Nous sommes très attachés, je le répète, à faire en sorte que ce pôle soit vivant. C’est pourquoi l’aménagement constitue un sujet majeur. Le mot clé, c’est « compacité ». On n’utilise pas trop le mot de densité parce qu’il fait peur, en tout cas dans le Sud-Ouest parisien… Aujourd’hui, vous ne pouvez pas acheter votre baguette de pain sur le plateau de Saclay,  en dehors de la ville nouvelle de Saint-Quentin. Et l’on veut une forme de diversité sociale. On ne souhaite pas recréer la cité des étoiles soviétique, en Sibérie, où il n’avait que des bacs + 25. Nous aurons donc une part de logement social. Peu de bureaux, car l’Ile-de-France n’en manque pas, et que Massy en est très bien pourvu, avec la requalification de la place de la gare ou le pôle Atlantis. Une des forces du projet provient du fait que l’on a la maîtrise du foncier. On travaille également beaucoup sur la qualité architecturale. Nous essayons d’être généreux sur la requalification paysagère. Ce n’est pas un hasard si notre projet a été mené au départ par une équipe de concepteurs dont le mandataire était Michel Desvigne, paysagiste.

Vous considérez que la tendance, en matière d’aménagement, est à la déspécialisation ?

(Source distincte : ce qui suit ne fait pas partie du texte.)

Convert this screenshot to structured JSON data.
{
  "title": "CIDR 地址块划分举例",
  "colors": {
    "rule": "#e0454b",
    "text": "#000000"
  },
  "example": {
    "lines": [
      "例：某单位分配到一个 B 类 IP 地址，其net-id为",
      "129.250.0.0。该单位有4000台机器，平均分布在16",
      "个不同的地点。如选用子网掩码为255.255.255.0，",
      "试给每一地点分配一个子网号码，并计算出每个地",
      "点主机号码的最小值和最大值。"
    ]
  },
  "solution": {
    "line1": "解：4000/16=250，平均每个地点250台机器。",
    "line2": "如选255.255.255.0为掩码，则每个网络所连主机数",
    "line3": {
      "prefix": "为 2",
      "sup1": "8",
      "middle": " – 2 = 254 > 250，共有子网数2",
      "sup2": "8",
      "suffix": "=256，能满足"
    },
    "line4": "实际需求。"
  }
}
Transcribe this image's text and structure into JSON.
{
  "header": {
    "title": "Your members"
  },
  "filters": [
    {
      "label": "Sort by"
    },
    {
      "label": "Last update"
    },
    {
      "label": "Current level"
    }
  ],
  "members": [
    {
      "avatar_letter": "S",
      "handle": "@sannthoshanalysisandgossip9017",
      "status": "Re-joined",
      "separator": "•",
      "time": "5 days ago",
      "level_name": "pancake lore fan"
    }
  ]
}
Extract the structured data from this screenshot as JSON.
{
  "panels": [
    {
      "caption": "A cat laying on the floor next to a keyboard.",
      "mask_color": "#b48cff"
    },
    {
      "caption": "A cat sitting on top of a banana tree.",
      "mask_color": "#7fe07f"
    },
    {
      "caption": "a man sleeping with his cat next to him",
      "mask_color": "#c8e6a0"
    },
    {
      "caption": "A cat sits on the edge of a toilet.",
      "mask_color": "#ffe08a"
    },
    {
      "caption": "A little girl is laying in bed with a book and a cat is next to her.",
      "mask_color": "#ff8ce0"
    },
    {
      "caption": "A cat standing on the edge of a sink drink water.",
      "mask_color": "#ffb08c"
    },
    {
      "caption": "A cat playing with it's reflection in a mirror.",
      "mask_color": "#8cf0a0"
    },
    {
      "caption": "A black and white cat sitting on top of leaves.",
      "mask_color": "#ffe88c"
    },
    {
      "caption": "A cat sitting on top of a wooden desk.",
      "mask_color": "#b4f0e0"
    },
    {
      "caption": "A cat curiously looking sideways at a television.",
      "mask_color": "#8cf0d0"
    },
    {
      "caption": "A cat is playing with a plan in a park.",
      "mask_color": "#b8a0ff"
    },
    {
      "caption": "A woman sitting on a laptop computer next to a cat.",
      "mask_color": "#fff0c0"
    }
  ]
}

C’est un point de vue plus global, qui n’implique pas forcément directement Saclay. On voit bien que les modes de vies et de travail sont en train d’évoluer de manière extrêmement rapide. Nous travaillons aujourd’hui en nomade. Je pense que la conception classique du bureau, des horaires de bureaux va évoluer. Dans le monde universitaire et dans le monde de la recherche, le télétravail, s’il n’est pas organisé, est de fait une réalité depuis longtemps. Nous allons de plus en plus avoir besoin de locaux multifonctionnels. Les choses vont s’organiser autour du résidentiel élargi, c’est-à-dire que l’on travaillera beaucoup autour de l’endroit où l’on vit, dans des espace de co-working qui se développent actuellement. Si j’avais une autocritique à formuler, je dirais que nous sommes, par la force des circonstances, des logiques d’institutions, prisonniers d’une façon un rigide et probablement un peu datée de programmer nos bâtiments. Par exemple, on conçoit des salles de cours très classiques, on fait des bibliothèques mais ce que souhaitent les étudiants, ce sont des salles de travail adaptées aux travaux de groupe, aux projets menés en commun. Les résidences étudiantes vont devenir aussi des lieux de vie, de travail… et de fête. Il ne faut pas l’oublier. C’est la raison pour laquelle, dans les jurys de maîtrise d’oeuvre, je reviens toujours à la charge pour dire « objectif numéro 1 : flexibilité, objectif numéro 2 : flexibilité, objectif numéro 3 : flexibilité ». Avec la qualité, évidemment !

Quel regard portez-vous sur la gestation de la métropole du Grand Paris ?

En tant que fonctionnaire, je suis soumis au devoir de réserve mais je vais l’écorner un peu, parce que je l’ai dit déjà plusieurs fois publiquement : je considère que l’on a raté une marche en ce sens que pour moi, l’échelle pertinente de la métropole, ce ne sont pas les trois départements de première couronne, c’est la région, y compris avec sa part rurale. C’est même un peu au-delà de la région. Le fait que Saclay, qui est quand même aujourd’hui un des pôles qui booste l’Ile-de-France, ou que Roissy, qui est un enjeu majeur, soient en dehors de la métropole, est, à mon avis, franchement problématique. Ce n’est pas un drame. On fera avec. Mais il y avait une solution simple, qui consistait à dire « la métropole, c’est la région ».